Ce fléau, vieux comme le monde et qui touche pratiquement tous les continents, évolue en permanence — et nos journaux titrent régulièrement sur un nouveau scandale.

Une fois la corruption enracinée, il est difficile de s’en défaire et l’on sait que la seule application de la loi ne porte guère de fruits. Dans bon nombre de sociétés, elle fait partie des normes sociales et de la culture politique et les incitations à préserver le statu quo conservent toute leur force. La corruption peut conduire au vol, au gaspillage et à l’abus des rares ressources dont dispose un pays.  Elle peut aussi conforter les privilèges d’une élite et les inégalités, compromettant durablement la mission des institutions qui veillent au respect du devoir de responsabilité, et fragilisant la confiance des citoyens envers leurs propres gouvernements. La marge de manœuvre des réformateurs s’en trouve réduite et les progrès de la lutte contre la corruption peuvent mettre du temps à se concrétiser.

Certains des principes permettant d’endiguer la corruption sont bien connus — transparence et responsabilisation, gouvernement « ouvert » et surveillance par la société civile, détection et application de la loi — mais les stratégies pour assurer leur mise en œuvre varient considérablement en fonction du contexte. L’hypermondialisation à laquelle nous assistons et la pénétration des nouvelles technologies offrent autant de défis que d’opportunités.

Un nouveau rapport  de la Banque mondiale consacré à la lutte contre la corruption et publié cette semaine en marge de l’Assemblée générale des Nations Unies entend aider à combler le fossé entre un problème apparemment insoluble et l’obligation de trouver des solutions à l’efficacité avérée ou présentant un réel potentiel.
Intitulé Enhancing Government Effectiveness and Transparency: The Fight Against Corruption, il montre l’importance de compléter les méthodes traditionnelles de lutte contre la corruption par les dispositifs les plus modernes, comme l’administration numérique, les marchés publics dématérialisés, les déclarations de patrimoine et la transparence sur le bénéficiaire effectif, à l’instar de ce qu’ont fait notamment la Somalie, le Bangladesh, la Colombie, l’Ukraine et la Roumanie.

Des progrès sont possibles même dans les contextes difficiles. Les mesures de lutte contre la corruption ciblent souvent des zones de vulnérabilité spécifiques lorsque l’espace politique le permet. Mais même avec des effets apparemment limités, elles peuvent poser les jalons pour de futures avancées.  Fort de ces constats, le rapport propose aux agents publics et à la société civile un ensemble modulaire d’approches et d’outils pouvant être utilisés et adaptés à leur contexte national.

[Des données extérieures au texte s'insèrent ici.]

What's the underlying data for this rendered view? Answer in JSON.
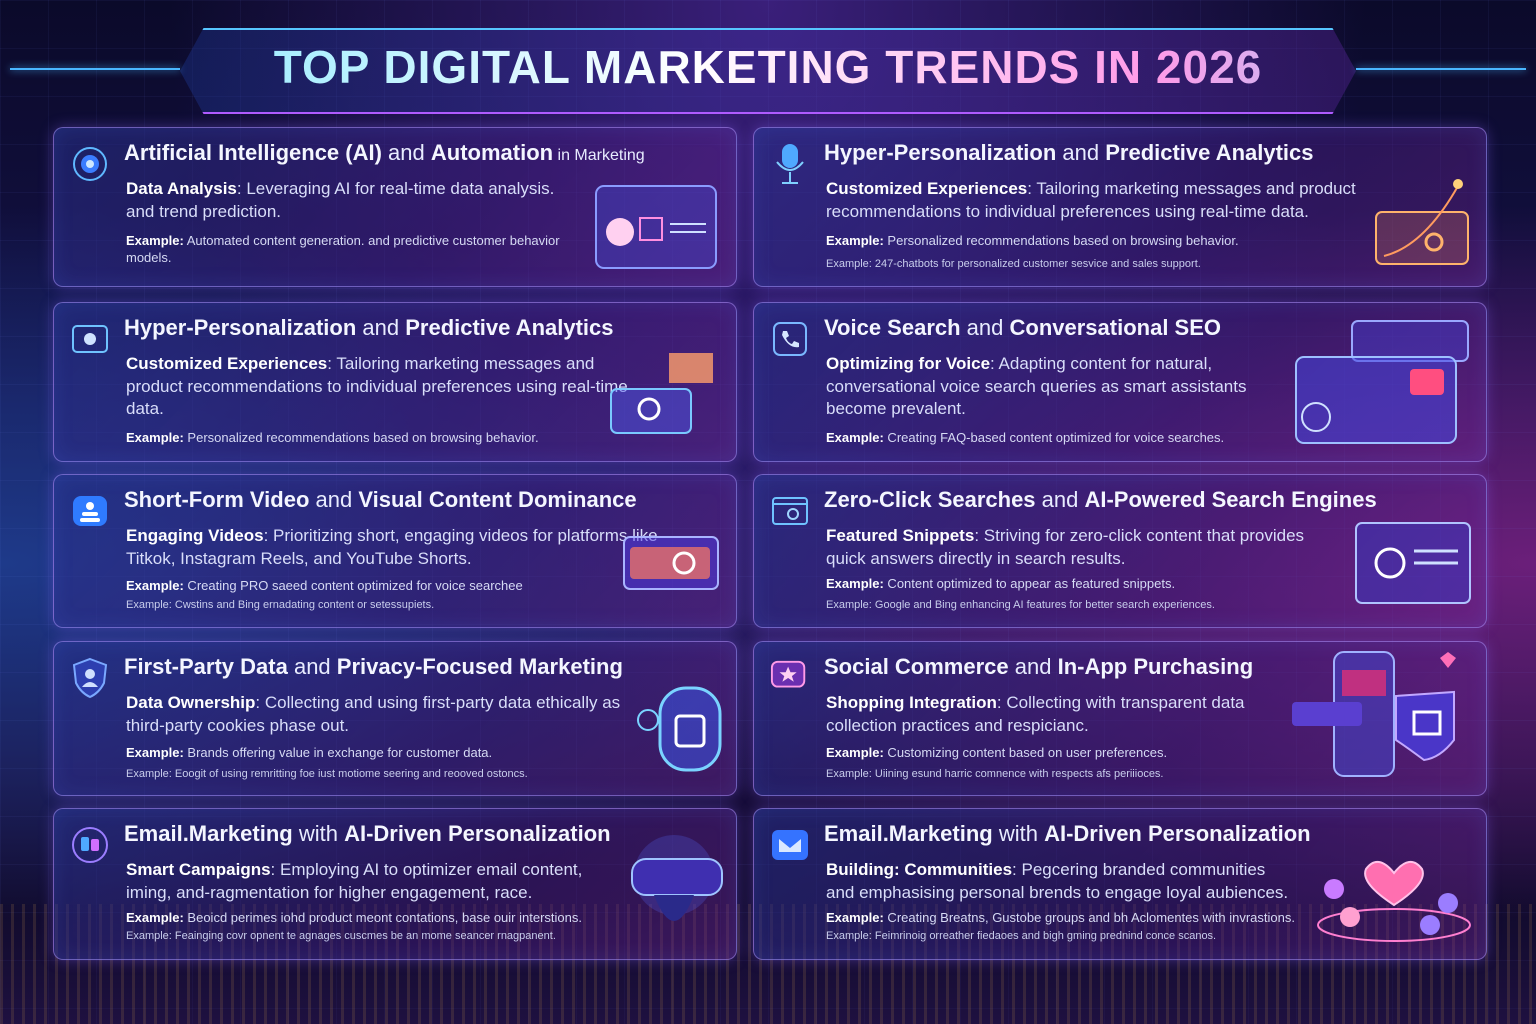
{
  "title": "TOP DIGITAL MARKETING TRENDS IN 2026",
  "cards": [
    {
      "title_a": "Artificial Intelligence (AI)",
      "title_b": " and ",
      "title_c": "Automation",
      "title_d": " in Marketing",
      "lead_label": "Data Analysis",
      "lead_text": ": Leveraging AI for real-time data analysis. and trend prediction.",
      "ex_label": "Example:",
      "ex_text": " Automated content generation. and predictive customer behavior models.",
      "ex2": "",
      "icon": "ai-orb-icon"
    },
    {
      "title_a": "Hyper-Personalization",
      "title_b": " and ",
      "title_c": "Predictive Analytics",
      "title_d": "",
      "lead_label": "Customized Experiences",
      "lead_text": ": Tailoring marketing messages and product recommendations to individual preferences using real-time data.",
      "ex_label": "Example:",
      "ex_text": " Personalized recommendations based on browsing behavior.",
      "ex2": "Example: 247-chatbots for personalized customer sesvice and sales support.",
      "icon": "microphone-icon"
    },
    {
      "title_a": "Hyper-Personalization",
      "title_b": " and ",
      "title_c": "Predictive Analytics",
      "title_d": "",
      "lead_label": "Customized Experiences",
      "lead_text": ": Tailoring marketing messages and product recommendations to individual preferences using real-time data.",
      "ex_label": "Example:",
      "ex_text": " Personalized recommendations based on browsing behavior.",
      "ex2": "",
      "icon": "screen-icon"
    },
    {
      "title_a": "Voice Search",
      "title_b": " and ",
      "title_c": "Conversational SEO",
      "title_d": "",
      "lead_label": "Optimizing for Voice",
      "lead_text": ": Adapting content for natural, conversational voice search queries as smart assistants become prevalent.",
      "ex_label": "Example:",
      "ex_text": " Creating FAQ-based content optimized for voice searches.",
      "ex2": "",
      "icon": "phone-icon"
    },
    {
      "title_a": "Short-Form Video",
      "title_b": " and ",
      "title_c": "Visual Content Dominance",
      "title_d": "",
      "lead_label": "Engaging Videos",
      "lead_text": ": Prioritizing short, engaging videos for platforms like Titkok, Instagram Reels, and YouTube Shorts.",
      "ex_label": "Example:",
      "ex_text": " Creating PRO saeed content optimized for voice searchee",
      "ex2": "Example: Cwstins and Bing ernadating content or setessupiets.",
      "icon": "video-icon"
    },
    {
      "title_a": "Zero-Click Searches",
      "title_b": " and ",
      "title_c": "AI-Powered Search Engines",
      "title_d": "",
      "lead_label": "Featured Snippets",
      "lead_text": ": Striving for zero-click content that provides quick answers directly in search results.",
      "ex_label": "Example:",
      "ex_text": " Content optimized to appear as featured snippets.",
      "ex2": "Example: Google and Bing enhancing AI features for better search experiences.",
      "icon": "browser-icon"
    },
    {
      "title_a": "First-Party Data",
      "title_b": " and ",
      "title_c": "Privacy-Focused Marketing",
      "title_d": "",
      "lead_label": "Data Ownership",
      "lead_text": ": Collecting and using first-party data ethically as third-party cookies phase out.",
      "ex_label": "Example:",
      "ex_text": " Brands offering value in exchange for customer data.",
      "ex2": "Example: Eoogit of using remritting foe iust motiome seering and reooved ostoncs.",
      "icon": "shield-user-icon"
    },
    {
      "title_a": "Social Commerce",
      "title_b": " and ",
      "title_c": "In-App Purchasing",
      "title_d": "",
      "lead_label": "Shopping Integration",
      "lead_text": ": Collecting with transparent data collection practices and respicianc.",
      "ex_label": "Example:",
      "ex_text": " Customizing content based on user preferences.",
      "ex2": "Example: Uiining esund harric comnence with respects afs periiioces.",
      "icon": "chat-star-icon"
    },
    {
      "title_a": "Email.Marketing",
      "title_b": " with ",
      "title_c": "AI-Driven Personalization",
      "title_d": "",
      "lead_label": "Smart Campaigns",
      "lead_text": ": Employing AI to optimizer email content, iming, and-ragmentation for higher engagement, race.",
      "ex_label": "Example:",
      "ex_text": " Beoicd perimes iohd product meont contations, base ouir interstions.",
      "ex2": "Example: Feainging covr opnent te agnages cuscmes be an mome seancer rnagpanent.",
      "icon": "people-icon"
    },
    {
      "title_a": "Email.Marketing",
      "title_b": " with ",
      "title_c": "AI-Driven Personalization",
      "title_d": "",
      "lead_label": "Building: Communities",
      "lead_text": ": Pegcering branded communities and emphasising personal brends to engage loyal aubiences.",
      "ex_label": "Example:",
      "ex_text": " Creating Breatns, Gustobe groups and bh Aclomentes with invrastions.",
      "ex2": "Example: Feimrinoig orreather fiedaoes and bigh gming prednind conce scanos.",
      "icon": "mail-icon"
    }
  ],
  "colors": {
    "accent_cyan": "#6fe3ff",
    "accent_pink": "#ff9be8",
    "card_border": "#aa96ff"
  }
}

La pandémie de coronavirus (COVID-19) a contraint les pouvoirs publics à décaisser en urgence des fonds dans des proportions inédites , sans toujours respecter les mécanismes habituels de contrôle. Si cette diligence est compréhensible, elle expose néanmoins les gouvernements — en l’absence de garde-fous — à différents risques de corruption susceptibles de fragiliser l’efficacité de la riposte. Les pressions qui pèsent sur le secteur public pour faire face à la situation actuelle ouvrent un boulevard aux corrupteurs de tout poil.

Au moment où les pays s’engagent sur la voie d’un redressement plus résilient et inclusif, les responsables politiques doivent relancer l’économie malgré une situation budgétaire extrêmement tendue, aggravée par un endettement grandissant. L’utilisation transparente et prudente des rares ressources est vitale.

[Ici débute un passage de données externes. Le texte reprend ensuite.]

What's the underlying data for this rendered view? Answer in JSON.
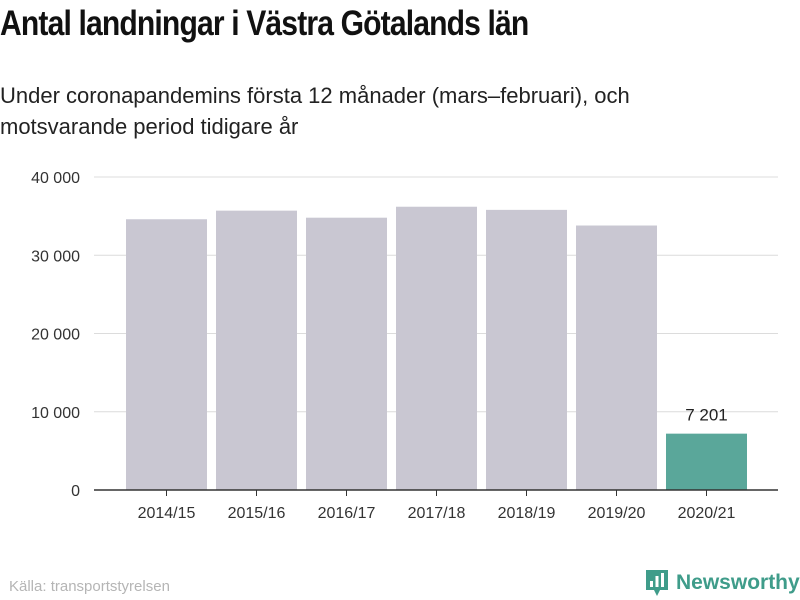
{
  "header": {
    "title": "Antal landningar i Västra Götalands län",
    "subtitle": "Under coronapandemins första 12 månader (mars–februari), och motsvarande period tidigare år"
  },
  "footer": {
    "source": "Källa: transportstyrelsen",
    "brand": "Newsworthy"
  },
  "colors": {
    "bar_default": "#c9c7d2",
    "bar_highlight": "#5aa79a",
    "grid": "#dcdcdc",
    "axis": "#333333",
    "brand": "#3f9c8a"
  },
  "chart_data": {
    "type": "bar",
    "categories": [
      "2014/15",
      "2015/16",
      "2016/17",
      "2017/18",
      "2018/19",
      "2019/20",
      "2020/21"
    ],
    "values": [
      34600,
      35700,
      34800,
      36200,
      35800,
      33800,
      7201
    ],
    "highlight_index": 6,
    "data_labels": [
      {
        "index": 6,
        "text": "7 201"
      }
    ],
    "ylim": [
      0,
      40000
    ],
    "yticks": [
      0,
      10000,
      20000,
      30000,
      40000
    ],
    "ytick_labels": [
      "0",
      "10 000",
      "20 000",
      "30 000",
      "40 000"
    ],
    "grid": true,
    "legend": "none"
  }
}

« En colmatant les brèches qui permettent à la corruption de prospérer, les pays ont l’occasion d’installer une gouvernance irréprochable, responsable, transparente et respectant les normes d’intégrité les plus rigoureuses. »

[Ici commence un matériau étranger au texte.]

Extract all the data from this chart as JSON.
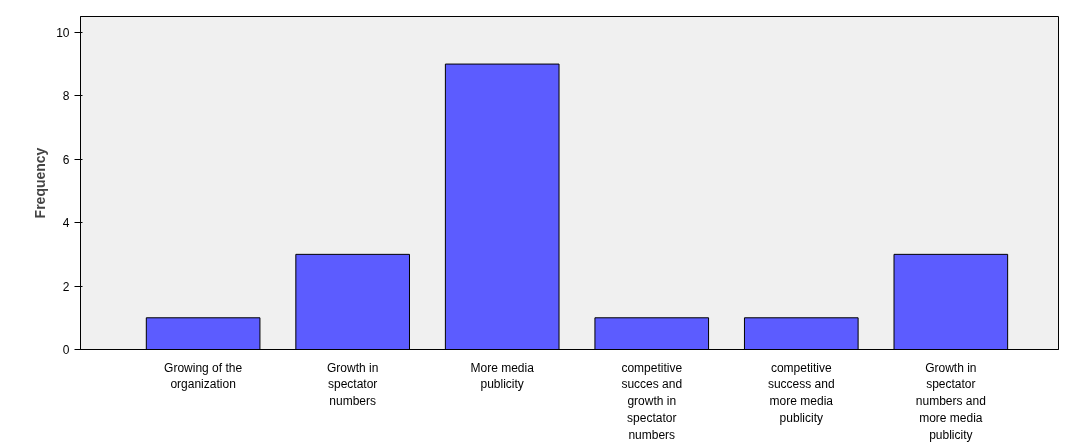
{
  "chart_data": {
    "type": "bar",
    "ylabel": "Frequency",
    "categories": [
      "Growing of the organization",
      "Growth in spectator numbers",
      "More media publicity",
      "competitive succes and growth in spectator numbers",
      "competitive success and more media publicity",
      "Growth in spectator numbers and more media publicity"
    ],
    "values": [
      1,
      3,
      9,
      1,
      1,
      3
    ],
    "color": "#5c5cff",
    "ylim": [
      0,
      10.5
    ],
    "yticks": [
      0,
      2,
      4,
      6,
      8,
      10
    ],
    "grid": false
  }
}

L’argent perdu du fait de la corruption pourrait servir à relancer les économies et protéger les populations pauvres et vulnérables, affectées de manière disproportionnée.
Pour lutter contre la corruption et ses effets destructeurs et installer une croissance économique durable et une prospérité partagée, nous devons collaborer avec nos partenaires gouvernementaux, le secteur privé et la société civile. Nous nous engageons à poursuivre nos actions de sensibilisation à l’échelle mondiale afin d’entretenir cette dynamique.